El fin de semana tuvimos vistas en San Clemente, fuimos honrados por la presencia del eminente profesor y cineasta enano Rafael Filippelli. Con él vi los clásicos, pero no lo podía obligar a ver el resto, de modo que, cabalgando entre el deber con los lectores y la cortesía con el invitado, estuve espiando el resto de los partidos. Lunes y martes tuve que terminar el trabajo acumulado así que, aquí estoy, el miércoles, comenzando una edición atípica de Fútbol por TV.

Lavolpe es oficialmente el nuevo técnico de Boca. Es curioso. La repentina fama que adquirió entre nosotros se debe a su cargo como entrenador de la selección mexicana en el mundial, donde su equipo sorprendió a la Argentina durante el primer tiempo. Pero México perdió dos partidos, empató cero a cero con Angola y le ganó a Irán, acaso el peor equipo del mundial. Esta mala actuación le ha valido la admiración del lobby de los resultadistas. Es un poco como el caso de Ruggieri, un técnico esencialmente perdedor al que se contrata por su mística ganadora.

Por lo que vimos en el mundial, Lavolpe reúne varias condiciones desagradables: miente sin complejos, tiene modales de matón, sus equipos son altamente especuladores y es muy autoritario con los jugadores, a los que considera piezas de un juego mecánico. Con él, los más hábiles juegan un ratito si es que juegan y nunca tienen el puesto asegurado. El resultado es lo que ocurrió en el mundial. Mientras que en los demás equipos, algún jugador era figura cuando el equipo ganaba, en México, Lavolpe era la figura aunque perdiera.

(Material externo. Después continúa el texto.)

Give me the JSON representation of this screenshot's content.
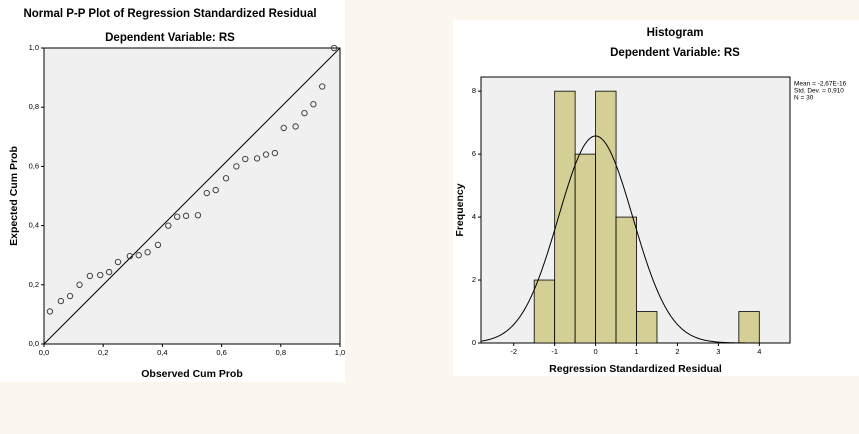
{
  "chart_data": [
    {
      "type": "scatter",
      "title": "Normal P-P Plot of Regression Standardized Residual",
      "subtitle": "Dependent Variable: RS",
      "xlabel": "Observed Cum Prob",
      "ylabel": "Expected Cum Prob",
      "xlim": [
        0,
        1
      ],
      "ylim": [
        0,
        1
      ],
      "xticks": [
        {
          "value": 0,
          "label": "0,0"
        },
        {
          "value": 0.2,
          "label": "0,2"
        },
        {
          "value": 0.4,
          "label": "0,4"
        },
        {
          "value": 0.6,
          "label": "0,6"
        },
        {
          "value": 0.8,
          "label": "0,8"
        },
        {
          "value": 1,
          "label": "1,0"
        }
      ],
      "yticks": [
        {
          "value": 0,
          "label": "0,0"
        },
        {
          "value": 0.2,
          "label": "0,2"
        },
        {
          "value": 0.4,
          "label": "0,4"
        },
        {
          "value": 0.6,
          "label": "0,6"
        },
        {
          "value": 0.8,
          "label": "0,8"
        },
        {
          "value": 1,
          "label": "1,0"
        }
      ],
      "x": [
        0.02,
        0.057,
        0.088,
        0.12,
        0.155,
        0.19,
        0.22,
        0.25,
        0.29,
        0.32,
        0.35,
        0.385,
        0.42,
        0.45,
        0.48,
        0.52,
        0.55,
        0.58,
        0.615,
        0.65,
        0.68,
        0.72,
        0.75,
        0.78,
        0.81,
        0.85,
        0.88,
        0.91,
        0.94,
        0.98
      ],
      "values": [
        0.11,
        0.145,
        0.162,
        0.2,
        0.23,
        0.233,
        0.243,
        0.277,
        0.297,
        0.3,
        0.31,
        0.335,
        0.4,
        0.43,
        0.433,
        0.435,
        0.51,
        0.52,
        0.56,
        0.6,
        0.625,
        0.627,
        0.64,
        0.645,
        0.73,
        0.735,
        0.78,
        0.81,
        0.87,
        1.0
      ],
      "color": "#333333"
    },
    {
      "type": "histogram",
      "title": "Histogram",
      "subtitle": "Dependent Variable: RS",
      "xlabel": "Regression Standardized Residual",
      "ylabel": "Frequency",
      "xlim": [
        -2.8,
        4.75
      ],
      "ylim": [
        0,
        8.45
      ],
      "xticks": [
        -2,
        -1,
        0,
        1,
        2,
        3,
        4
      ],
      "yticks": [
        0,
        2,
        4,
        6,
        8
      ],
      "bins": [
        -1.5,
        -1,
        -0.5,
        0,
        0.5,
        1,
        1.5,
        2,
        2.5,
        3,
        3.5,
        4
      ],
      "values": [
        2,
        8,
        6,
        8,
        4,
        1,
        0,
        0,
        0,
        0,
        1
      ],
      "color": "#d4cf94",
      "stats": [
        {
          "value": -2.67e-16,
          "label": "Mean = -2,67E-16"
        },
        {
          "value": 0.91,
          "label": "Std. Dev. = 0,910"
        },
        {
          "value": 30,
          "label": "N = 30"
        }
      ]
    }
  ]
}
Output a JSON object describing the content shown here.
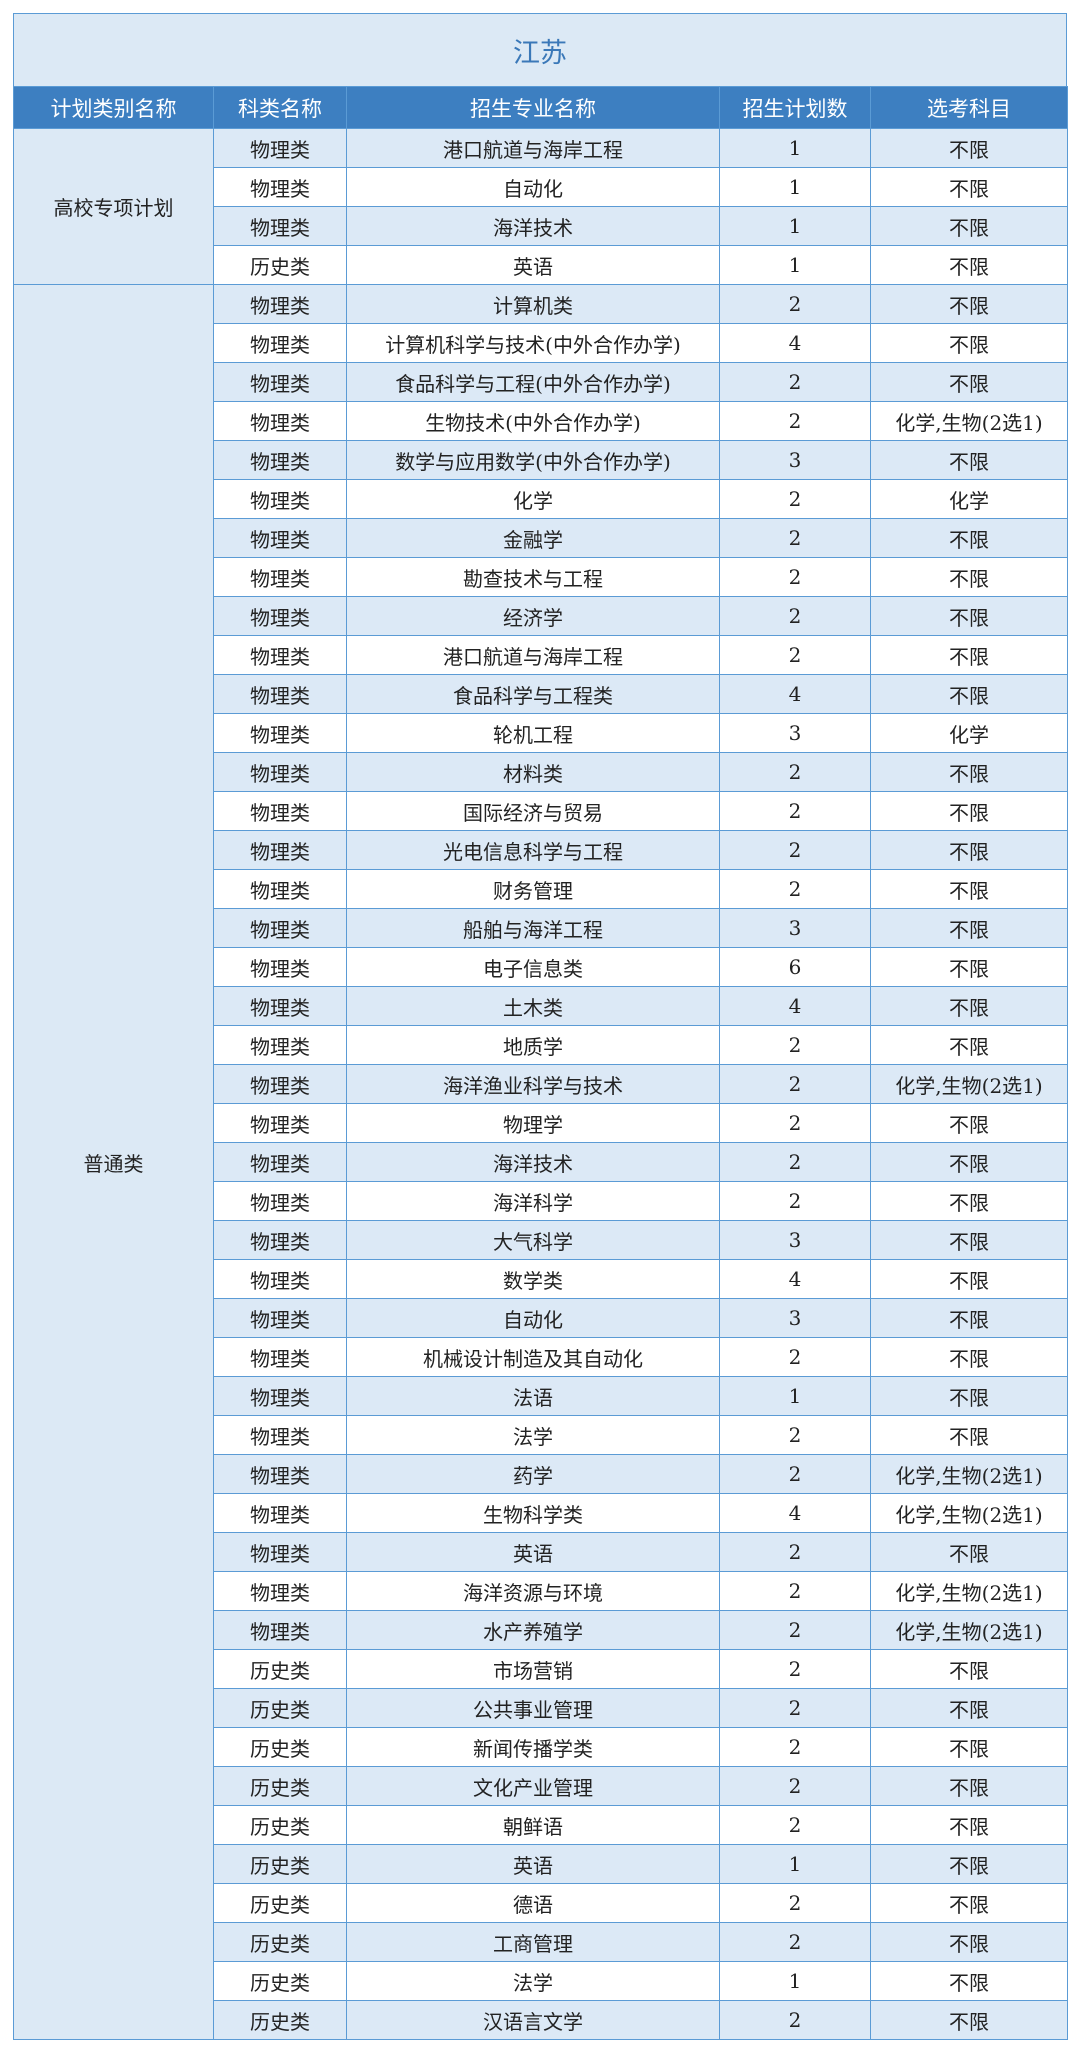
{
  "title": "江苏",
  "table": {
    "headers": [
      "计划类别名称",
      "科类名称",
      "招生专业名称",
      "招生计划数",
      "选考科目"
    ],
    "groups": [
      {
        "name": "高校专项计划",
        "rows": [
          [
            "物理类",
            "港口航道与海岸工程",
            1,
            "不限"
          ],
          [
            "物理类",
            "自动化",
            1,
            "不限"
          ],
          [
            "物理类",
            "海洋技术",
            1,
            "不限"
          ],
          [
            "历史类",
            "英语",
            1,
            "不限"
          ]
        ]
      },
      {
        "name": "普通类",
        "rows": [
          [
            "物理类",
            "计算机类",
            2,
            "不限"
          ],
          [
            "物理类",
            "计算机科学与技术(中外合作办学)",
            4,
            "不限"
          ],
          [
            "物理类",
            "食品科学与工程(中外合作办学)",
            2,
            "不限"
          ],
          [
            "物理类",
            "生物技术(中外合作办学)",
            2,
            "化学,生物(2选1)"
          ],
          [
            "物理类",
            "数学与应用数学(中外合作办学)",
            3,
            "不限"
          ],
          [
            "物理类",
            "化学",
            2,
            "化学"
          ],
          [
            "物理类",
            "金融学",
            2,
            "不限"
          ],
          [
            "物理类",
            "勘查技术与工程",
            2,
            "不限"
          ],
          [
            "物理类",
            "经济学",
            2,
            "不限"
          ],
          [
            "物理类",
            "港口航道与海岸工程",
            2,
            "不限"
          ],
          [
            "物理类",
            "食品科学与工程类",
            4,
            "不限"
          ],
          [
            "物理类",
            "轮机工程",
            3,
            "化学"
          ],
          [
            "物理类",
            "材料类",
            2,
            "不限"
          ],
          [
            "物理类",
            "国际经济与贸易",
            2,
            "不限"
          ],
          [
            "物理类",
            "光电信息科学与工程",
            2,
            "不限"
          ],
          [
            "物理类",
            "财务管理",
            2,
            "不限"
          ],
          [
            "物理类",
            "船舶与海洋工程",
            3,
            "不限"
          ],
          [
            "物理类",
            "电子信息类",
            6,
            "不限"
          ],
          [
            "物理类",
            "土木类",
            4,
            "不限"
          ],
          [
            "物理类",
            "地质学",
            2,
            "不限"
          ],
          [
            "物理类",
            "海洋渔业科学与技术",
            2,
            "化学,生物(2选1)"
          ],
          [
            "物理类",
            "物理学",
            2,
            "不限"
          ],
          [
            "物理类",
            "海洋技术",
            2,
            "不限"
          ],
          [
            "物理类",
            "海洋科学",
            2,
            "不限"
          ],
          [
            "物理类",
            "大气科学",
            3,
            "不限"
          ],
          [
            "物理类",
            "数学类",
            4,
            "不限"
          ],
          [
            "物理类",
            "自动化",
            3,
            "不限"
          ],
          [
            "物理类",
            "机械设计制造及其自动化",
            2,
            "不限"
          ],
          [
            "物理类",
            "法语",
            1,
            "不限"
          ],
          [
            "物理类",
            "法学",
            2,
            "不限"
          ],
          [
            "物理类",
            "药学",
            2,
            "化学,生物(2选1)"
          ],
          [
            "物理类",
            "生物科学类",
            4,
            "化学,生物(2选1)"
          ],
          [
            "物理类",
            "英语",
            2,
            "不限"
          ],
          [
            "物理类",
            "海洋资源与环境",
            2,
            "化学,生物(2选1)"
          ],
          [
            "物理类",
            "水产养殖学",
            2,
            "化学,生物(2选1)"
          ],
          [
            "历史类",
            "市场营销",
            2,
            "不限"
          ],
          [
            "历史类",
            "公共事业管理",
            2,
            "不限"
          ],
          [
            "历史类",
            "新闻传播学类",
            2,
            "不限"
          ],
          [
            "历史类",
            "文化产业管理",
            2,
            "不限"
          ],
          [
            "历史类",
            "朝鲜语",
            2,
            "不限"
          ],
          [
            "历史类",
            "英语",
            1,
            "不限"
          ],
          [
            "历史类",
            "德语",
            2,
            "不限"
          ],
          [
            "历史类",
            "工商管理",
            2,
            "不限"
          ],
          [
            "历史类",
            "法学",
            1,
            "不限"
          ],
          [
            "历史类",
            "汉语言文学",
            2,
            "不限"
          ]
        ]
      }
    ]
  }
}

Un técnico así es ideal. Ideal para los dirigentes, que quieren que los jugadores tengan un gerente o un capanga al frente del equipo y no un par de los jugadores. Ideal para los periodistas, a los que les encanta que Lavolpe sea “moderno” y diga cosas tales como que “ya no se juega con enganche”. Ideal para todos los que predican un fútbol en que los jugadores sean cada vez menos libres. Ideal también para Macri, ya que Lavolpe es un bicho mediático como pocos y le asegura exposición a Boca y a su proyecto político personal en los próximos meses.

El domingo, después de perder con Racing, la barra brava de River le pinchó las gomas a los jugadores. La de Godoy Cruz de Mendoza impidió, el domingo anterior, que se jugara un partido porque los dirigentes y los futbolistas no pagaron la protección que pretendían. No es un ambiente muy tranquilo el del fútbol argentino. Todo el mundo está nervioso, y cualquier cosa es un motivo para reaccionar mal, para quejarse, para ser mezquino, especular y sacar ventaja. El arte de la simulación en el área ha sido llevado a un punto en el que es casi imposible saber si hay falta o no. En esta fecha se sancionaron varios penales y los que más parecieron serlo fueron uno no sancionado contra Arsenal y otro contra Colón.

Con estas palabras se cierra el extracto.